Наутро это незамысловатое послание подхватили газеты, поместив на первых страницах фотографию, на которой растерянного Тома Кардла заталкивали в полицейский фургон, и снабдив снимок убедительно простым заголовком:
ГНАТЬ ИХ ВОН!
Черный костюм в шкафу и белый крахмальный воротничок на тумбочке остались ждать моего возвращения. С собой я их не брал. Учитывая, куда и к кому я ехал, обрядиться в символы моей профессии было бы катастрофической ошибкой.
Утром, дожидаясь такси, я себя чувствовал неуютно в цивильной одежде, на которой остановил свой выбор.

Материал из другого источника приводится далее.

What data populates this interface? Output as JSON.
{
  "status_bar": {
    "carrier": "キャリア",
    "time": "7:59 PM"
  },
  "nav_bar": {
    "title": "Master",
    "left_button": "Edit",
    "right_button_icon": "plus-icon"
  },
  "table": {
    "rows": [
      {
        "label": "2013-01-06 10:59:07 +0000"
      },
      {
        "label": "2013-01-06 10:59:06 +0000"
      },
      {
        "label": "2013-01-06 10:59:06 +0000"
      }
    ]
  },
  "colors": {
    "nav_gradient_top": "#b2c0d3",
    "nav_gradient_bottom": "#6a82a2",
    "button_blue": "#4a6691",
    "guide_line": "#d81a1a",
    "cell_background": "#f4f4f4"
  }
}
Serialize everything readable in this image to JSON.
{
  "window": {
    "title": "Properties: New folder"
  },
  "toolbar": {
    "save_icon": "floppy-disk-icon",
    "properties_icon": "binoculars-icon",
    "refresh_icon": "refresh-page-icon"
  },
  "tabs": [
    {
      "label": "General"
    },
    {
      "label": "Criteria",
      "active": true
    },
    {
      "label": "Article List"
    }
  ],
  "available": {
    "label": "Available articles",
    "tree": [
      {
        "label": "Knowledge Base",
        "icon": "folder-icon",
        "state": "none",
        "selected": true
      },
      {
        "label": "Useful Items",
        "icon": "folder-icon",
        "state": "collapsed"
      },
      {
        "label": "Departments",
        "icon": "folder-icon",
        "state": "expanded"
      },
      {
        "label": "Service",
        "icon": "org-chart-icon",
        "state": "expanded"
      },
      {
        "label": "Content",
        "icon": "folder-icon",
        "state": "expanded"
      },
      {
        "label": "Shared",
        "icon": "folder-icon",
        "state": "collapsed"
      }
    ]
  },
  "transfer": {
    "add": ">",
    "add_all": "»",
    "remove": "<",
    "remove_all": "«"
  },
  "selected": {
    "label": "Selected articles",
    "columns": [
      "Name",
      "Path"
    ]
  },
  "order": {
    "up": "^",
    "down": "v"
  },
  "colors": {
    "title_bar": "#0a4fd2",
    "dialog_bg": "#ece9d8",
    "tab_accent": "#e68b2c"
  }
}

Я разглядывал свое отражение в зеркале, стараясь угадать, кем выгляжу со стороны. Сочинялись разные варианты: год назад умерла моя жена, с которой было прожито тридцать лет, и я рискнул впервые провести отпуск один; редактор отправил меня на литературный фестиваль, где я должен взять интервью у знаменитого писателя, чьи творения недавно перевели на английский; фирма послала меня в недельную командировку, дабы я проконтролировал работу мюнхенского филиала, снизившего выпуск продукции. Все это было бы возможно в иной жизни, выбери я другой путь.

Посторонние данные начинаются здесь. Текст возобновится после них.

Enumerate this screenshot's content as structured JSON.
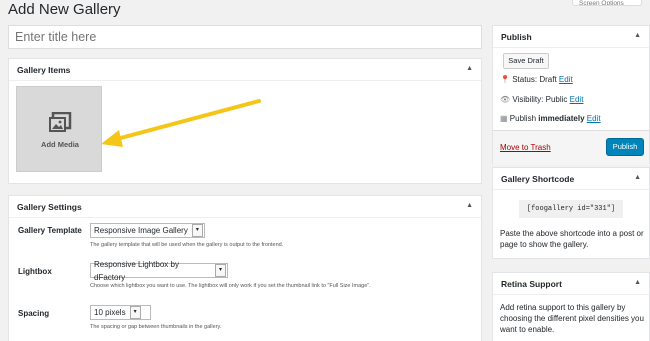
{
  "header": {
    "title": "Add New Gallery",
    "screen_options": "Screen Options"
  },
  "title_field": {
    "placeholder": "Enter title here"
  },
  "gallery_items": {
    "heading": "Gallery Items",
    "add_media_label": "Add Media"
  },
  "gallery_settings": {
    "heading": "Gallery Settings",
    "template": {
      "label": "Gallery Template",
      "value": "Responsive Image Gallery",
      "description": "The gallery template that will be used when the gallery is output to the frontend."
    },
    "lightbox": {
      "label": "Lightbox",
      "value": "Responsive Lightbox by dFactory",
      "description": "Choose which lightbox you want to use. The lightbox will only work if you set the thumbnail link to \"Full Size Image\"."
    },
    "spacing": {
      "label": "Spacing",
      "value": "10 pixels",
      "description": "The spacing or gap between thumbnails in the gallery."
    }
  },
  "publish": {
    "heading": "Publish",
    "save_draft": "Save Draft",
    "status_label": "Status:",
    "status_value": "Draft",
    "visibility_label": "Visibility:",
    "visibility_value": "Public",
    "publish_label": "Publish",
    "publish_value": "immediately",
    "edit": "Edit",
    "move_to_trash": "Move to Trash",
    "publish_button": "Publish"
  },
  "shortcode": {
    "heading": "Gallery Shortcode",
    "code": "[foogallery id=\"331\"]",
    "help": "Paste the above shortcode into a post or page to show the gallery."
  },
  "retina": {
    "heading": "Retina Support",
    "text": "Add retina support to this gallery by choosing the different pixel densities you want to enable."
  },
  "colors": {
    "arrow": "#f5c518",
    "primary": "#0085ba",
    "link": "#0073aa",
    "trash": "#a00"
  }
}
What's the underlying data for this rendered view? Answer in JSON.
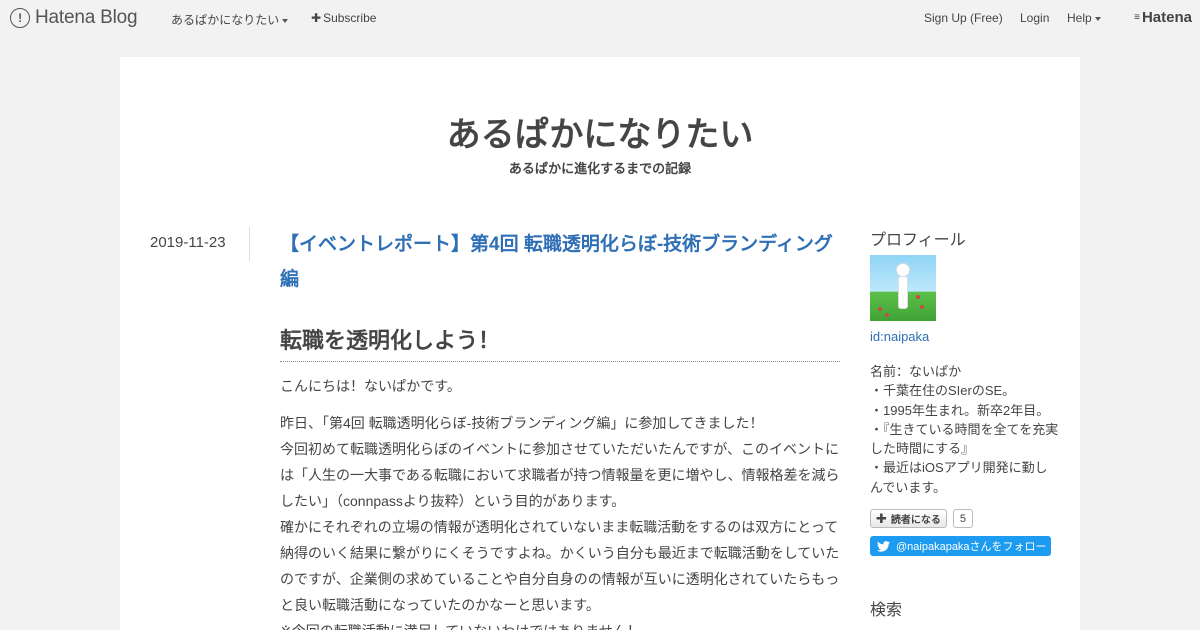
{
  "header": {
    "logo_text": "Hatena Blog",
    "blog_menu": "あるぱかになりたい",
    "subscribe": "Subscribe",
    "signup": "Sign Up (Free)",
    "login": "Login",
    "help": "Help",
    "hatena_logo": "Hatena"
  },
  "blog": {
    "title": "あるぱかになりたい",
    "description": "あるぱかに進化するまでの記録"
  },
  "entry": {
    "date": "2019-11-23",
    "title": "【イベントレポート】第4回 転職透明化らぼ-技術ブランディング編",
    "heading": "転職を透明化しよう！",
    "paragraph1": "こんにちは！ないぱかです。",
    "paragraph2": "昨日、「第4回 転職透明化らぼ-技術ブランディング編」に参加してきました！\n今回初めて転職透明化らぼのイベントに参加させていただいたんですが、このイベントには「人生の一大事である転職において求職者が持つ情報量を更に増やし、情報格差を減らしたい」（connpassより抜粋）という目的があります。\n確かにそれぞれの立場の情報が透明化されていないまま転職活動をするのは双方にとって納得のいく結果に繋がりにくそうですよね。かくいう自分も最近まで転職活動をしていたのですが、企業側の求めていることや自分自身のの情報が互いに透明化されていたらもっと良い転職活動になっていたのかなーと思います。",
    "paragraph3": "※今回の転職活動に満足していないわけではありません！"
  },
  "sidebar": {
    "profile_heading": "プロフィール",
    "user_id": "id:naipaka",
    "profile_text": "名前：ないぱか\n・千葉在住のSIerのSE。\n・1995年生まれ。新卒2年目。\n・『生きている時間を全てを充実した時間にする』\n・最近はiOSアプリ開発に勤しんでいます。",
    "reader_button": "読者になる",
    "reader_count": "5",
    "twitter_follow": "@naipakapakaさんをフォロー",
    "search_heading": "検索"
  },
  "colors": {
    "link": "#2f6fb5",
    "twitter": "#1d9bf0",
    "background": "#f2f2f2"
  },
  "icons": [
    "hatena-blog-logo-icon",
    "caret-down-icon",
    "plus-icon",
    "twitter-bird-icon"
  ]
}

Конечно, я черт-те что себе надумал, в аэропорту никто не обратил на меня внимания. А чего меня разглядывать, если я выгляжу как все прочие?
В пятьдесят семь лет я мог по пальцам одной руки пересчитать свои заграничные поездки. Рим, само собой, и Норвегия, куда давным-давно я ездил на свадьбу Ханны и Кристиана. Разок в Америку. А еще на сорокалетие сестра подарила мне поездку в Париж, не подумав о том, что одинокого мужчину, давшего обет безбрачия и не познавшего близость ни в какой ее форме, отправлять на три дня и две ночи в город любви бессердечно. Обстоятельство, что мой день рождения ровно в середине февраля, только все усугубляло.
Я никогда не был в Африке, Азии и Австралии, не стоял перед Сиднейской оперой и Зимним дворцом русских царей. Моя жизнь прошла в Ирландии, и сейчас иногда возникала мысль, не было ли это ужасной ошибкой. Но тогда список моих ошибок так длинен, что лучше его не пополнять.
И вот я снова в Дублинском аэропорту. Вспомнилось, как в семьдесят восьмом я улетал в Рим и меня провожали светившаяся гордостью мама и скучавшая сестра. Зажав билет в кулаке, мимо стюардессы, окинувшей меня взглядом, я прошел на посадку. Сейчас я как будто переходил Рубикон. Досмотр клади, рамка металлоискателя, рентген, а потом тебя обшаривает угреватый толстяк, громко чавкающий жвачкой. Террористическая угроза, говорили все вокруг. Никому нельзя верить.
Мне, неопытному путешественнику, было интересно все: момент отрыва самолета от полосы, автострада М50, далеко внизу превратившаяся в ленту, город, распахнувшийся перед морем, скалистый изгиб вокруг Вико-роуд, где жили знаменитости. Женщина рядом со мной читала книгу Сесилии Ахерн, дочери бывшего премьер-министра, и вид ее говорил: не вздумайте лезть с разговорами. Мужчина в следующем кресле смотрел фильм в этакой переносной штуковине и поминутно шмыгал носом. В поездку я припас новый роман Джонаса, но в суматохе утренних сборов забыл его на столике в прихожей. За неимением лучшего в аэропорту я купил свежий номер «Айриш таймс», где широко обсуждалось недавнее радиоинтервью архиепископа Кордингтона, который шесть лет назад отправил меня в приход Тома Кардла, а сам тем временем дорос до кардинала, чему споспешествовал папа-немец, его давнишний закадычный друг.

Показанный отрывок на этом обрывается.